Modelling framework for handling qualities analysis of flexible aircraft

Abstract

© 2017, American Institute of Aeronautics and Astronautics Inc, AIAA. All rights reserved. Accurate prediction of interactions between aeroelasticty effects, flight control and flight dynamics are critical for the evaluation of handling qualities for future aircraft concepts. A simulation framework for such analyses, known as CA2LM, is presented in this paper together with the modelling techniques and methods used to develop the framework. Aerodynamic surfaces were modelled using the Modified Strip Theory (MST) approach and a state-space representation of the Leishmann-Beddoes unsteady aerodynamics model.
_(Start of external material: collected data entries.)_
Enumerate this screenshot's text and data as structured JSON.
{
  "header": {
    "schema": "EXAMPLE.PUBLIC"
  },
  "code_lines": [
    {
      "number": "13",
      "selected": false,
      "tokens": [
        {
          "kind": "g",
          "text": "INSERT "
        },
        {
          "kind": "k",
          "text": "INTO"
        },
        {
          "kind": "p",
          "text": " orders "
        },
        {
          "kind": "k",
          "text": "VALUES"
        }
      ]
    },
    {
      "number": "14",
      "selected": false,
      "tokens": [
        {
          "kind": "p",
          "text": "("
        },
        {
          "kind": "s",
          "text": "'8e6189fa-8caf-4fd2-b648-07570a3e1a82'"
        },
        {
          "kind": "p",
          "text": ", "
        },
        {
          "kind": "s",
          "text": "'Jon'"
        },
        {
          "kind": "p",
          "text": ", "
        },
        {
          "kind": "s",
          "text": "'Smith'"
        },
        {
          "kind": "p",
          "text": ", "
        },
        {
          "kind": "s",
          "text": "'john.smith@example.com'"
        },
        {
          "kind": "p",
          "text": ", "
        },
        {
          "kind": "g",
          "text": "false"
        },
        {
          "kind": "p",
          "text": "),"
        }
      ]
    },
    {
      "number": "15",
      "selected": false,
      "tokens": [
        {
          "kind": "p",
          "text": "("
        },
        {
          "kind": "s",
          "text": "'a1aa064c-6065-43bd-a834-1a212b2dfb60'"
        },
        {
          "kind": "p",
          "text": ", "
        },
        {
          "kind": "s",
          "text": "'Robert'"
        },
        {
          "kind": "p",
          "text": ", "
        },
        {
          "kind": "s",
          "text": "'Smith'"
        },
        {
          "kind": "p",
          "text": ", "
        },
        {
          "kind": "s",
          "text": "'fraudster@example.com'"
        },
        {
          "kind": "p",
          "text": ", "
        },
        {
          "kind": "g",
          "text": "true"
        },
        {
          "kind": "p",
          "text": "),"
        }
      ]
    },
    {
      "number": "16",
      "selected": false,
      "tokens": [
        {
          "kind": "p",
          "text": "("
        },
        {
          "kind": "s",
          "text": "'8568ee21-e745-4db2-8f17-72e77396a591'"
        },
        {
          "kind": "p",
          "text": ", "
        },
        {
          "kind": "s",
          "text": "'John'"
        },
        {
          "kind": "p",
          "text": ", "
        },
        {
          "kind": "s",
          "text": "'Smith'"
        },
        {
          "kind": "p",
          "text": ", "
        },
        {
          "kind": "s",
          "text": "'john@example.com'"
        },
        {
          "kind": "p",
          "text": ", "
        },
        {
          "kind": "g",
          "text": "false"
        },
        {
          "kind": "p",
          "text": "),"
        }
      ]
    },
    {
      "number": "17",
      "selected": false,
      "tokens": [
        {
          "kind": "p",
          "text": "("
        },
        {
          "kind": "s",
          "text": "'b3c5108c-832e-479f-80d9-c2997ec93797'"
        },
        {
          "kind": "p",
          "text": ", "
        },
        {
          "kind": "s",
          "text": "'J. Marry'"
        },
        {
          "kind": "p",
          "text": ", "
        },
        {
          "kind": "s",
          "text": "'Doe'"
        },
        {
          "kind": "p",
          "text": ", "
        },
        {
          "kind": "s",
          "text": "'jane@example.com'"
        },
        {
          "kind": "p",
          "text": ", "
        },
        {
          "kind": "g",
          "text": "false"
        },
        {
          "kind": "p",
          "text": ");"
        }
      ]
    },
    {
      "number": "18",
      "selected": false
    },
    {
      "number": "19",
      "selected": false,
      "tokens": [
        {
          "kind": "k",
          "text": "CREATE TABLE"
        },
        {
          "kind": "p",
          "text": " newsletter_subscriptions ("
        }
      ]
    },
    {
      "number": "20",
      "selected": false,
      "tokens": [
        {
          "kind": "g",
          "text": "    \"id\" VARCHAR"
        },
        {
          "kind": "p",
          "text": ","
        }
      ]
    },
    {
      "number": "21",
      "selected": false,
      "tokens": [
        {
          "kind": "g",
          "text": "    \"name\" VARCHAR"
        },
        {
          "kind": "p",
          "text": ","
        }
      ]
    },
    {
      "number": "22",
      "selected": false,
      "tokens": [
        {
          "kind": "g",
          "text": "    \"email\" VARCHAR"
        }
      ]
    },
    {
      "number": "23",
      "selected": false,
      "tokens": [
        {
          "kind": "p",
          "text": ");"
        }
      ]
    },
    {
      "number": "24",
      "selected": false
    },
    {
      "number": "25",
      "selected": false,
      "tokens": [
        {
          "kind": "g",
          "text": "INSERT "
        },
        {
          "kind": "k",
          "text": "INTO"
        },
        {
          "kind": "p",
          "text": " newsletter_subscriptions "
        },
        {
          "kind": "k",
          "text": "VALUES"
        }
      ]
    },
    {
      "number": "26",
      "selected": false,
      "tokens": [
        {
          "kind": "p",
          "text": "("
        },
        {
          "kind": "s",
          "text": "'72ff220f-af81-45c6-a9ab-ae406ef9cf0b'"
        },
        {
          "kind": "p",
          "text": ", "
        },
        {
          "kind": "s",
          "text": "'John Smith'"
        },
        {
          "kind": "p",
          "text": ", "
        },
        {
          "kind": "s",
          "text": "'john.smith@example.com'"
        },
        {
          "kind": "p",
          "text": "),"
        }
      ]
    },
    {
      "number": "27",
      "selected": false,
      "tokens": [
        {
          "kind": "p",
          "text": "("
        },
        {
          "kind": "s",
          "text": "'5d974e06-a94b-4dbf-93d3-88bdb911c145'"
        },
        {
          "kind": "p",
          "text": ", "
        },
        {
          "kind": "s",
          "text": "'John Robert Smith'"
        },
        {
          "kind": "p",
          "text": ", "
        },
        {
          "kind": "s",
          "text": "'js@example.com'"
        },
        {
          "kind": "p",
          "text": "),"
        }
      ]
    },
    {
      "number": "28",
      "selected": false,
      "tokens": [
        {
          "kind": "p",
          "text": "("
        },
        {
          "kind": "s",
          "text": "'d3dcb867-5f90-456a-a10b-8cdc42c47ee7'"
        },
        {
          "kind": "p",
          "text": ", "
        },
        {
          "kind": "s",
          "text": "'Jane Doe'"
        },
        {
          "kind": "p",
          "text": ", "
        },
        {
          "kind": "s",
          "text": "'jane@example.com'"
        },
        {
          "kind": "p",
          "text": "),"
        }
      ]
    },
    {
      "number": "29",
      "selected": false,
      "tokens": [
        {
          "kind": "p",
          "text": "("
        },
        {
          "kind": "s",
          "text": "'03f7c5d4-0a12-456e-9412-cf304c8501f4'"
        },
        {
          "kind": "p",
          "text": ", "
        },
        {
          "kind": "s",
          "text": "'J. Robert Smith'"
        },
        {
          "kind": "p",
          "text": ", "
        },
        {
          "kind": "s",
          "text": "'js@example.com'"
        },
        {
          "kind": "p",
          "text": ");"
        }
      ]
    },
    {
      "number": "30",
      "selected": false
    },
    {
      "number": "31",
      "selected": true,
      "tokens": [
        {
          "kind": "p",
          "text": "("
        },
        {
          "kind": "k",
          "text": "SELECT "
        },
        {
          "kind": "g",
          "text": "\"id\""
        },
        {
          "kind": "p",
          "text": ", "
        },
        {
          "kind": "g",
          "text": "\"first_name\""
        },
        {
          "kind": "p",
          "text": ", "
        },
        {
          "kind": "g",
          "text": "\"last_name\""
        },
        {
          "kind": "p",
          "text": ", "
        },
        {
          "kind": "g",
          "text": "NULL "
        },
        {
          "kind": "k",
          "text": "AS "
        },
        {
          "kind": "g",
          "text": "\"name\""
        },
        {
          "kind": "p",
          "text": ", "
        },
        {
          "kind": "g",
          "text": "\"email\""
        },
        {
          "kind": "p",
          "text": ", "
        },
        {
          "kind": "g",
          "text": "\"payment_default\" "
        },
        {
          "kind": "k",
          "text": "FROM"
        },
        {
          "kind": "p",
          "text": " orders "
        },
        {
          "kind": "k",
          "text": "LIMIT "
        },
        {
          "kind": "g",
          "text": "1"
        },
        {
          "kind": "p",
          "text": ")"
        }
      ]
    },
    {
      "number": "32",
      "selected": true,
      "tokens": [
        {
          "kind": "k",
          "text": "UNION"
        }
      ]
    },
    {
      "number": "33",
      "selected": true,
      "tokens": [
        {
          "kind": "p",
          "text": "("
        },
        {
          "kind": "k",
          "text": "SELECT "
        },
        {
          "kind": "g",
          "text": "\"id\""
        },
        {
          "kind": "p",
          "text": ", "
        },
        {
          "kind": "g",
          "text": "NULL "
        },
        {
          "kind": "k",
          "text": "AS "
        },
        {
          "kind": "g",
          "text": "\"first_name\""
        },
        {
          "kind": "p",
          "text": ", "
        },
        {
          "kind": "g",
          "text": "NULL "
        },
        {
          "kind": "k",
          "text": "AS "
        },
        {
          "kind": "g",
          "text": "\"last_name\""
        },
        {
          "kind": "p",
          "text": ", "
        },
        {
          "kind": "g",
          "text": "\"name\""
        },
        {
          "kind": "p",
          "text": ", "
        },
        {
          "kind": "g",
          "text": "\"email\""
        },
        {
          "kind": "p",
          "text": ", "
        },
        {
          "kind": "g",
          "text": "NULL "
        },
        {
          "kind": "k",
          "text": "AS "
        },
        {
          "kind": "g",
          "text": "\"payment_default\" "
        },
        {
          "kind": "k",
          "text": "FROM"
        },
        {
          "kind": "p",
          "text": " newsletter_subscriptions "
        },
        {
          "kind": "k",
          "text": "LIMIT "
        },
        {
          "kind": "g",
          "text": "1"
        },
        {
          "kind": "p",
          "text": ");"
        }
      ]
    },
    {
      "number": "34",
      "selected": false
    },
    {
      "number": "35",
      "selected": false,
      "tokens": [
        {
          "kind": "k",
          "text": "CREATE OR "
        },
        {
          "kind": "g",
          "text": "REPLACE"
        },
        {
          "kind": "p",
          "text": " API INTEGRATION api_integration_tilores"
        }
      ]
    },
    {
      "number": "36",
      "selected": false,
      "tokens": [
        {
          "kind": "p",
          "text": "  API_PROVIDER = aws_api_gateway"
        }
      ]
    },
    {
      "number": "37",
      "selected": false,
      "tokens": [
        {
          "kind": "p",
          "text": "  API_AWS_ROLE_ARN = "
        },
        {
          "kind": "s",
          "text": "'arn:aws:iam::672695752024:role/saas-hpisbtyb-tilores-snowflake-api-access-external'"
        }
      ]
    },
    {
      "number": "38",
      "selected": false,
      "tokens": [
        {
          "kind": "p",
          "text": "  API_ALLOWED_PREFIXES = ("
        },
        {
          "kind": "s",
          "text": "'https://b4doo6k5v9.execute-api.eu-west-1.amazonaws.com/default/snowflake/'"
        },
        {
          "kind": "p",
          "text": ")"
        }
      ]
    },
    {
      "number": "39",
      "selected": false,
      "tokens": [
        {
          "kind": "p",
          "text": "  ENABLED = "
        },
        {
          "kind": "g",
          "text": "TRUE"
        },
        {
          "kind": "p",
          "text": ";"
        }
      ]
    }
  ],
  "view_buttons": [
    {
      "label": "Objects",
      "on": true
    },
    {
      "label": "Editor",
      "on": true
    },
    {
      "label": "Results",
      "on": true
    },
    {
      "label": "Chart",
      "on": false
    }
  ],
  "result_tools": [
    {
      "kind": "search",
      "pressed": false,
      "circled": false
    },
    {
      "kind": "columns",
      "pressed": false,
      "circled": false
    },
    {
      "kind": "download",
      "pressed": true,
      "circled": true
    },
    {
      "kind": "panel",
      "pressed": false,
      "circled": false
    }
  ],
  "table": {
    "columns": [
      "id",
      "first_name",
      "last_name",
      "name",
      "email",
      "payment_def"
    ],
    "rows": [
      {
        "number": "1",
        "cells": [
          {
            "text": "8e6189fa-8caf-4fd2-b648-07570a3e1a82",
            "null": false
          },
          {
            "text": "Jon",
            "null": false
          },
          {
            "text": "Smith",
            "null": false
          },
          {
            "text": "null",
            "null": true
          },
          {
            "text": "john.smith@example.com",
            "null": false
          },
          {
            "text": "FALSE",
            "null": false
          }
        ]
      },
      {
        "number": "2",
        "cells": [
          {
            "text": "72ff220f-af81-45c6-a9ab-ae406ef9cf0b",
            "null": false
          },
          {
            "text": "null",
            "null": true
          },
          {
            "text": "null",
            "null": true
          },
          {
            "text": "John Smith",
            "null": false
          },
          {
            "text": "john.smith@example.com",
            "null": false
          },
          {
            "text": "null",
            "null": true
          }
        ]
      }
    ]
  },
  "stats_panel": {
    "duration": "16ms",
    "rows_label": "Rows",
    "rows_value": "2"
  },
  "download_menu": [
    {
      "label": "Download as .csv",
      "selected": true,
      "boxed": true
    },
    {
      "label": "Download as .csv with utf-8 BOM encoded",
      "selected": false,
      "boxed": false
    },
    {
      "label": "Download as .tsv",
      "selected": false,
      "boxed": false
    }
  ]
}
A modal approach allows the analysis of structural flexibility and each mode’s influence on structural deflections. The derivation of equations of motion that provide a new approach to modelling flexible aircraft is presented. This takes into account the variations in mass and inertia properties due to structural deformations. The AX-1 generic large transport aircraft model is analysed as an example of the CA2LM framework capabilities. Results show that according to the Gibson Dropback Criterion longitudinal handling qualities of the AX-1 with no flight control system are unsatisfactory. The analysis of the structural stiffness influence shows that increasing flexibility of an aircraft structure deteriorates the longitudinal handling qualities. The short-period damping ratio is within Level 2 acceptability requirements. In contrast, the short-period frequency and acceleration sensitivity graph shows that the AX-1 model handling qualities are within Level 1 acceptability requirements. Finally, steps towards the future development of the CA2LM framework are listed.